Виновником столь бурного вторжения оказался дядюшка Гач с сахарного завода. Он был взбешен. Его морщинистое, словно разрисованное углем лицо, все в складках сафьяновой кожи, горело жарким пламенем.
— Что это вы надумали? На что это вы надеялись, вы… подстилка поповская! — налетел он на перепуганную Паштине. — Варвар? Наивненький? Личинка большевистская? Хотите, чтобы Андраш стал куклой в ваших руках, чтобы вашу телегу толкал? Это почему же? Потому что он грамотный? Нет, не дождетесь вы этого…
— Я вас попрошу…
— А вы не просите! Радуйтесь, что на свободе гулять можете. А требования свои посолите и замаринуйте. Так они лучше сохранятся. Мы позволим вмешиваться и высказываться по делам села только людям демократических взглядов… Ну, чего вы тут стоите, чего еще ждете? Вон нам дверь! Как выйдете, не забудьте закрыть ее за собой. Честь имею… — И старый Гач, отвернувшись, уставился а окно.

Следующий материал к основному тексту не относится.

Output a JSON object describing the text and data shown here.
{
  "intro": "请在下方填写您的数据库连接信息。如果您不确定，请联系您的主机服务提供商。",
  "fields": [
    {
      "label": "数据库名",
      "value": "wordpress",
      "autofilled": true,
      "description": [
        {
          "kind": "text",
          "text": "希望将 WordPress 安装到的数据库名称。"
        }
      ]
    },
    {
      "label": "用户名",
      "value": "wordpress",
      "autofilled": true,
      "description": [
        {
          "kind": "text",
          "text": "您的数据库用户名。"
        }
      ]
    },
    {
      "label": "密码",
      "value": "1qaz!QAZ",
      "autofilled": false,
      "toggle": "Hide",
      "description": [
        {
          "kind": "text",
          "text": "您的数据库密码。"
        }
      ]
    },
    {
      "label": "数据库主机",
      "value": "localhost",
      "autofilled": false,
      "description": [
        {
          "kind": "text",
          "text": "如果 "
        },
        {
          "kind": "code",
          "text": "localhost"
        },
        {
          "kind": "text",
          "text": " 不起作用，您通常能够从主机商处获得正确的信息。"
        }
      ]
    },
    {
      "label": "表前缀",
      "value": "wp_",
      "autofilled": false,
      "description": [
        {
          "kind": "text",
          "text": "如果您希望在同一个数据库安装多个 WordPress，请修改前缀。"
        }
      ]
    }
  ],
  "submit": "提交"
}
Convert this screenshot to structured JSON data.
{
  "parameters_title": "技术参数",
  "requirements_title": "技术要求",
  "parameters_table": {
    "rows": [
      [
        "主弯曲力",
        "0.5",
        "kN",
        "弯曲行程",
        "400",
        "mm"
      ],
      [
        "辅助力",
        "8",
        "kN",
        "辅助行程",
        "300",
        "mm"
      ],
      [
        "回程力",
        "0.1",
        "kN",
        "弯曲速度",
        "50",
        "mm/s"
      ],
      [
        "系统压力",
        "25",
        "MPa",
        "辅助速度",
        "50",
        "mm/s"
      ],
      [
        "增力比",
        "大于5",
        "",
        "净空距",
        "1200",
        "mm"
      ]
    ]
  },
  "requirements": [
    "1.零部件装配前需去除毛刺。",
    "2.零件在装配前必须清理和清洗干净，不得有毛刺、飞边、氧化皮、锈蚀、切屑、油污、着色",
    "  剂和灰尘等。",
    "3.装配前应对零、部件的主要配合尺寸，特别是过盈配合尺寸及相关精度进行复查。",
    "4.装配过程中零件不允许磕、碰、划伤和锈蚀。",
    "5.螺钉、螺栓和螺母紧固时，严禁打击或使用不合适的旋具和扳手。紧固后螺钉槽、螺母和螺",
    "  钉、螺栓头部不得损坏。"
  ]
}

А Паштине, поняв, что бить ее здесь все же не будут, что в прямом смысле слова и с лестницы не спустят, что она уйдет отсюда так же, как пришла, самоуверенно и даже с угрозой произнесла:
— Хороша же у вас демократия! Террор и деспотизм! Но губернатор Яцко примет меры. Союзная контрольная комиссия прибыла уже в Сомбатхей и начала действовать…
И она удалилась. Каблуки ее стучали, бедра плавно покачивались, голова была гордо поднята кверху. Уходя, она демонстративно не стала хлопать дверью.
— Дядюшка Янош… — первым нарушил тишину Бицо, когда дама уже выходила из ворот. Он был рад, что по-своему, скорее по велению инстинкта, чем разума, смог выстоять, но недоволен, что самым убедительным его аргументом все же был кулак и что дядюшка Гач помог ему выбраться из трудного положения, высказав ей в глаза все, что должен был сказать он сам.
— Ничего, сынок, ничего, — откликнулся старый Гач, понимая Андраша без слов. — Отец твой меня послал, предусмотрительный он… А у нас в национальном комитете этот самый Хоремпе скандалил. Так, мол, и так, говорит, лучшие граждане, цвет села, более трехсот человек подписались за их партию, говорит, большинство решать будет, а потому отец твой должен встать с кресла и передать свое место ему, Хоремпе…
— А потом что?
— Что же еще? В шею его выгнали.
— А что мой отец сказал насчет Яцко, губернатора?